Звезды победили. Нет, он не хочет приобрести разгадку преступлением. Но преступить то, что должно преступить, но посягнуть, но отдаться дерзновению, но опрокинуть все обычное, но увидеть мир новыми глазами, о, конечно, он это сумеет сделать. Час придет.
7
Если роман Достоевского о преступлении поразил, но не удовлетворил юношеский ум, усмотревший в "Преступлении и наказании" неправильную постановку вопроса, двойственный характер художественной задачи, трагедия Шекспира "Макбет" явила зловещую чару преступления во всей ее демонической цельности. Не "Гамлет" с его двойственностью, а именно "Макбет" пленил юношу и показал ему трагический лик преступления в его внутреннем таинстве, в его блесках Преисподней, в связной цельности задуманного, совершенного, неизбежно влекущего злое к умножению зла, роковым образом приводящего из дьявольских глубин - к посягнувшему - кару, но кару, встреченную гордым гордо. Роман Достоевского только разбрызгивал капли яда в юной душе и едва не вверг ее в безумие. Трагедия Шекспира, показав страшное, но в жуткости влекущее чудовище, во всем его лике полностью, этой своей художественной цельностью исцелила душевную рану, загладила душевный рубец и коренным образом утвердила в юном сознании полный разбег двух дорог, извечно присужденных человеку и определяемых простыми словами: Свет и Тьма.

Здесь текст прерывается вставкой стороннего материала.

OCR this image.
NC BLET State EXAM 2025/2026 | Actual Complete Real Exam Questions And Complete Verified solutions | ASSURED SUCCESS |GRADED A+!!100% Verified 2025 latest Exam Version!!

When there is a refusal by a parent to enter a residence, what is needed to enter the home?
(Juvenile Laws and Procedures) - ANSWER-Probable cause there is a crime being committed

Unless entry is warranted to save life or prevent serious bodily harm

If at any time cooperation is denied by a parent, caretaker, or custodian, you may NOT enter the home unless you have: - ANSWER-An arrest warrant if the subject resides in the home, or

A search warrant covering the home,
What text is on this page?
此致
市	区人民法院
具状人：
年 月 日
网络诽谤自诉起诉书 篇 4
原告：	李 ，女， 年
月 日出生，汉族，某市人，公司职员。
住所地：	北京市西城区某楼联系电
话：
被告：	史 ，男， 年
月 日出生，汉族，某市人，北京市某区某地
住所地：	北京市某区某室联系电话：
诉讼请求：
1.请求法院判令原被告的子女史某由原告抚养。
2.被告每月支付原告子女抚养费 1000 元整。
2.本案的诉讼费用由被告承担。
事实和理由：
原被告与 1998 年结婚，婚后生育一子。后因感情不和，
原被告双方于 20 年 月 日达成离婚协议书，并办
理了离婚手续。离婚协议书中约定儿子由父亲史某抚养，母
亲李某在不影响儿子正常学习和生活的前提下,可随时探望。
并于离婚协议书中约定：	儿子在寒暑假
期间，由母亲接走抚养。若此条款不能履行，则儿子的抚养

Но книгой, оказавшей решающее влияние на Горика, ставшей надолго его заветным талисманом, был "Фауст" Гёте*. Когда он читал первые сцены этой философской сказки, ему показалось, что вот только теперь он стал жить, он раньше всегда чего-то ждал, он раньше всегда, читая с жадной беспорядочностью, искал какого-то решающего слова - наконец оно пришло. Захваченный поэтическим впечатлением, он воспринимал читаемое не как сказку, а как летопись. В комнате горел камин. Пламя было яркое. Гребни и острия огня казались ему живыми. Приобрести власть надо всем? Приобрести сразу, одним росчерком пера, власть превращенья, власть перевоплощения? Но чего же можно желать еще больше? Он оторвался на минутку от чаровнической книги, подошел к огню, и, смотря на пляску пламеней, томился неудержимым желанием немедленно написать договор с Дьяволом. Он засучил рукав и стал раздумывать, в каком месте лучше разрезать руку, чтобы написать роковые слова своею кровью.
Его удержал от этого поступка неожиданный приход Игоря, которому нужно было взять какую-то книгу. Когда Игорь через минуту ушел, Горику захотелось не писать кровью договор с Дьяволом, а читать "Фауста" дальше. Когда же он прочел драму целиком, он нашел своему поэтическому переживанию совсем иной исход. Он отдался мечтам и мыслям и начал писать стихи.
Обнять всю полноту знания и чувства. Охватить своею видящею мыслью весь мир, находящийся в беспрерывном творчестве. Не знать преград своему хотенью. Проникать все дальше в тайны жизни и вещества. Что может быть желаннее? Человеческая воля может достигать всего.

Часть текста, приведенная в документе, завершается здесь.